Apart from the desire for economic betterment, there is also the question of women's agency in a context marked by both male domination and by capitalist exploitation and precarity. Earning their own living, whether in a “respectable” or “immoral” job, may expose women to new forms of subjection and uncertainty, but it might also offer them a degree of economic independence, and at least partially free them from the prior constrictions imposed by the household and local community.Footnote 36 Again, the uncertain, and shifting, boundaries between free and unfree labour, and between agent and victim, become apparent.

SOME CONCLUDING REMARKS

Each contribution to this special issue of the IRSH endeavours to explain the emergence and persistence of practices of indirect labour recruitment. It emerges from those contributions that three powerful interest groups are involved. First of all, there are the people who have authority over the labourer (a family member, a spouse or lover, a village head, relatives already employed by a plantation, factory, or at a port). Secondly, there are the professional intermediaries. These were already operative long before a third player emerged on the scene: governments, which, from the nineteenth century, in the wake of the abolition of the slave trade, tried to address and control the phenomenon. This happened at the same time that governments in Europe became involved in labour mediation, which had so far been a contested area between labour collectives and employers.

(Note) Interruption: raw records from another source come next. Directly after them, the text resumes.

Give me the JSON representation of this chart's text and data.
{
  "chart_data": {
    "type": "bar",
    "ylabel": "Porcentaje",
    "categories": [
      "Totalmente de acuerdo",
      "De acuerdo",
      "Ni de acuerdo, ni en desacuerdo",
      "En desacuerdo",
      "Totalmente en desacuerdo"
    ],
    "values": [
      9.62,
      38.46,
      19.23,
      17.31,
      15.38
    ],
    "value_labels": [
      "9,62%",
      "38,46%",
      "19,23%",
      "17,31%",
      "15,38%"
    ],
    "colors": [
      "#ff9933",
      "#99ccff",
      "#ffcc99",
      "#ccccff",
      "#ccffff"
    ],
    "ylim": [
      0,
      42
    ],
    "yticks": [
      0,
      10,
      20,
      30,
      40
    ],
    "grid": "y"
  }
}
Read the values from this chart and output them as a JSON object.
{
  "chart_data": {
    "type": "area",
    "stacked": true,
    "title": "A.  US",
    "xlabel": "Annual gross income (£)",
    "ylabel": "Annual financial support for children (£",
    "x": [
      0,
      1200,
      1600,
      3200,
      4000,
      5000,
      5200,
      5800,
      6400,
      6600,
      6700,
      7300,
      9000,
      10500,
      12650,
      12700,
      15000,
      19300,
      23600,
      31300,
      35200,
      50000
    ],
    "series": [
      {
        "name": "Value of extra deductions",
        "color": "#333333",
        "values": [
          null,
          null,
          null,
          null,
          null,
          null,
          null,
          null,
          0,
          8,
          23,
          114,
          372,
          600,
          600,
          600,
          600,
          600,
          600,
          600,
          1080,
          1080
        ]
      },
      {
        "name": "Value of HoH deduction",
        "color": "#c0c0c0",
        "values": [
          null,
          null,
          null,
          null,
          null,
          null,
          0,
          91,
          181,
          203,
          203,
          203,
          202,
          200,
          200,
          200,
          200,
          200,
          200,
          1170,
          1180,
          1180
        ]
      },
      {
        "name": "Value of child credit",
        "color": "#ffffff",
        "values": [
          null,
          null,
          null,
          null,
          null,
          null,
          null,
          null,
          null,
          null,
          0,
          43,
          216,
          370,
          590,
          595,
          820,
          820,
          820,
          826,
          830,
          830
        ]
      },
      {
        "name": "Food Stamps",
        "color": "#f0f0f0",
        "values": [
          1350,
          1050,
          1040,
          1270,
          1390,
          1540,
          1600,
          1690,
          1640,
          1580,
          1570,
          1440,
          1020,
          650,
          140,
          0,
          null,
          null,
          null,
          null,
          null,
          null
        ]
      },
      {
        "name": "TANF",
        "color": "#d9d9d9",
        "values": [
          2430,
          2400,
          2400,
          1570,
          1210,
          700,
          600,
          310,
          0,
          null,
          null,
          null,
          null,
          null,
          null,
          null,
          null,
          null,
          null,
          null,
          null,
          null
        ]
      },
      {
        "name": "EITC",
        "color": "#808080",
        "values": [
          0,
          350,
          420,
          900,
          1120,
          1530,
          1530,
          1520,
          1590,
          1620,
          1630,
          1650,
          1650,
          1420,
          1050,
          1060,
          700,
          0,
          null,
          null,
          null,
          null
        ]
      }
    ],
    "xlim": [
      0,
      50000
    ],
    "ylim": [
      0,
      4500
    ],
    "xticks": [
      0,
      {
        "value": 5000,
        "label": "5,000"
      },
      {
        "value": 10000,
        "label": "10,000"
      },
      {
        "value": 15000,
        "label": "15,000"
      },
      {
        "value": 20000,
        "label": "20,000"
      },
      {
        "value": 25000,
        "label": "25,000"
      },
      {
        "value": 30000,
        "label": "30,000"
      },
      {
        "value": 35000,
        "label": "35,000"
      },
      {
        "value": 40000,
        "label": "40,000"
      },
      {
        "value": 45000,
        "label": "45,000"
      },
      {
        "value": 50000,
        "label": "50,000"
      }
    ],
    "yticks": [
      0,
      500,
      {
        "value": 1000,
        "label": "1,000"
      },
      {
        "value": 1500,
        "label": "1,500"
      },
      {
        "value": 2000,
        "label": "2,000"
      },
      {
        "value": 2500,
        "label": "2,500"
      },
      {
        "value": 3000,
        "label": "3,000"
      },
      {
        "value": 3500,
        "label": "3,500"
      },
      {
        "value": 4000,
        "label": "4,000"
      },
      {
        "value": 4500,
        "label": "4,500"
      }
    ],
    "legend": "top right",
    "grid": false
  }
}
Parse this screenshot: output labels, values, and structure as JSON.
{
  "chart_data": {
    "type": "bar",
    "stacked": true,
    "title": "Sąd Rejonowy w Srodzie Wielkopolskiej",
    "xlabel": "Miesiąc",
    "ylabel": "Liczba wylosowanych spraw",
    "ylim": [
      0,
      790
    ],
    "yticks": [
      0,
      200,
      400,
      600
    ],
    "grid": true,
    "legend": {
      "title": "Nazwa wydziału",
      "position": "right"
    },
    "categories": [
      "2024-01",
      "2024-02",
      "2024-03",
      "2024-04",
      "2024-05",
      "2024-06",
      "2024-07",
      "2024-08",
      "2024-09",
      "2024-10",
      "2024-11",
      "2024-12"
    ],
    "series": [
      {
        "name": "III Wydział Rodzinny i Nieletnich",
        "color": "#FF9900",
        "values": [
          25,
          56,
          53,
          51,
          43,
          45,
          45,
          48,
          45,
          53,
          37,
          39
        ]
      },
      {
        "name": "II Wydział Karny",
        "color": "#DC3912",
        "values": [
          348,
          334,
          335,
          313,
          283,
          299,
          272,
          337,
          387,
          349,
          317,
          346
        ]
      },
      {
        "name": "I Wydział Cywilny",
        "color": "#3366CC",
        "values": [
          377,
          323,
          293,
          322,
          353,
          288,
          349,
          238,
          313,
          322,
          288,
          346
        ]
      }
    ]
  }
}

The dual and often contradictory interests of governments become quite clear from the contributions, whether in the case of a colonial administration or of a democratically elected government. In both cases they have to enforce legislation against trafficking and coerced labour conditions, but they also feel responsible for facilitating enterprise in dire need of cheap labour. There is the same dual tension at the family or village level; parents are responsible for the well-being of their children, and village heads for that of their communities; at the same time, they are interested in the income-generating capacities of their kin. This is precisely what makes labour mediation ubiquitous and persistent. At the same time, however, impartial mediation does not exist, and this quite often gives it morally disturbing features.